# Week 6: Branching Processes

This week, we introduce and study the Galton Watson process, which is a fundamental example of so-called *branching process*. This process can be seen as a model for counting a population of individuals over generations.

For such a process, we associate a *reproduction law*, which describes the probability distribution of offspring from each individual. Following the example introduced in the video presentation (see link on the course webpage), let us consider the uniform distribution on $\left\{0,1,2,3 \right\}$ as our reproduction law $\pi$.

In [None]:
import numpy as np
# Change S to change the support of pi
S = [0,1,2,3]
# Define the distribution pi here:
pi =  #ADD SOLUTION HERE


We now simulate the branching process for 10 generations. For $n\geq 0$, the population size at time $n+1$ is $Z_{n+1} = \sum_{i=0}^{Z_n}X_{n,i}$ if $Z_n\geq 1$, and 0 if $Z_n=0$, where the $X_{n,i}$ are iid with law $\pi$. Complete and run the following cell to obtain one trajectory:

In [None]:
# Specify the number of generations
N =   #ADD SOLUTION HERE

# Specify the initial population size  
Z0 =  #ADD SOLUTION HERE
Z=[]
Z.append(Z0)

# Run the process up until N steps or until 
# there are no individuals for some generation.
i=0
while (i<= N) and (Z[-1] > 0):
    # Creating the next generation
    # https://numpy.org/doc/stable/reference/random/generated/numpy.random.choice.html
    # We look at the offspring of each individual of the last generation having been computed.
    next_gen = np.sum(np.random.choice(S, Z[-1], p = pi))
    Z.append(next_gen)
    # Increment counter
    i+=1
    
# Plot the trajectory obtained    
import matplotlib.pyplot as plt
fig, ax = plt.subplots(1, 1, figsize=(8, 4))
ax.set_xlabel("t [generations]")
ax.set_ylabel("Number of individuals at t")
ax.plot(Z, lw=2)

In the course, we study the probability of extinction or survival associated with the process. By simulating the process many times, we can also estimate these quantities. The following code runs the process for N generations and over M times. By reading the code, can you tell what empirical probability is extracted?

In [None]:
import numpy as np
Ntraj= 100 #specify the number of trajectories (Ntraj=1 for a single trajectory)
Ngen= 10 #specify the number of generations (be careful to not select Ngen too large when your the population explodes in time)

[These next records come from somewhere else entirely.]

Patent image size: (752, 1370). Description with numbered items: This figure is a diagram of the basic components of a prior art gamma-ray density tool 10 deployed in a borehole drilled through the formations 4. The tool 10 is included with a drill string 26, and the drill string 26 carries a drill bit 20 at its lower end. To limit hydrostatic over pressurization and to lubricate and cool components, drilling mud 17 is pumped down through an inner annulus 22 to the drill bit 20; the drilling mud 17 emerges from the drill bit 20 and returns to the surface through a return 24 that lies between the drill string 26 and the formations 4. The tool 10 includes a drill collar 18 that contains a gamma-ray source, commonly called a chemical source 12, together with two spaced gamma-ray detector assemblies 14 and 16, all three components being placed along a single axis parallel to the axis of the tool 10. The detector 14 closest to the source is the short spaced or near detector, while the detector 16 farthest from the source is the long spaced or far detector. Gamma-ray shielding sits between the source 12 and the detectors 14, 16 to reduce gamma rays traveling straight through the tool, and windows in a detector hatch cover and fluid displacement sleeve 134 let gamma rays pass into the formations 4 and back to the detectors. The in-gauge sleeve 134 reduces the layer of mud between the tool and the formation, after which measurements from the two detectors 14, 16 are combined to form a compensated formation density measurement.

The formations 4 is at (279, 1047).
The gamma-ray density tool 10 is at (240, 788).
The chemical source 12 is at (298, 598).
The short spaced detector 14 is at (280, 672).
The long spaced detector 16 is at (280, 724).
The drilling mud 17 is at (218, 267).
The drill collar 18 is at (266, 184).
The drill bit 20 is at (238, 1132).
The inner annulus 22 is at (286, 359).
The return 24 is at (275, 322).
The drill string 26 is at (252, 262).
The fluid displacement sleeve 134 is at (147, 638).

E = [] #create an array to record events
for m in range(Ntraj):
    
    Z = [] # Record the total number of indiviuals in each generation
    Z.append(1) # Initialize with Z0=1

    # Run the process 
    i=0
    while (i<= Ngen-1) and (Z[-1] > 0):
        # Creating the next generation
        # https://numpy.org/doc/stable/reference/random/generated/numpy.random.choice.html
        # We look at the offspring of each individual of the last generation computed.
        next_gen = np.sum(np.random.choice(S, Z[-1], pi))
        Z.append(next_gen)
        # Increment counter
        i+=1
    
    E.append((Z[-1] == 0)) # QUESTION: what do we record here?
    
# Computing an empirical probability from an array of 0's and 1's.
p = np.sum(E)/Ntraj
print("p = ", p)

We saw in class how to analyze this process analytically. In particular, the probability of extinction is a fixed point of the generating function of the reproduction law. Calculate and enter the generating function. Running the code will plot the function and the line y=x. Find the fixed point and compare with the previous value you found

In [None]:
import matplotlib.pyplot as plt
import numpy as np

x = np.linspace(0, 1, num=100)
# Enter the generating function G(x) here
G=  #ADD SOLUTION HERE
plt.plot(x, x)
plt.plot(x,G)

Using the code above, try to implement and simulate the branching processes for different reproduction laws. In particular, look at what happens to the probability of extinction when the mean of the reproduction law is <,= or >1.
To sample the offsprings from other distributions, take a look at the different functions available in the numpy random library:
https://numpy.org/doc/1.16/reference/routines.random.html

## Homework Problem (Complete the above part first)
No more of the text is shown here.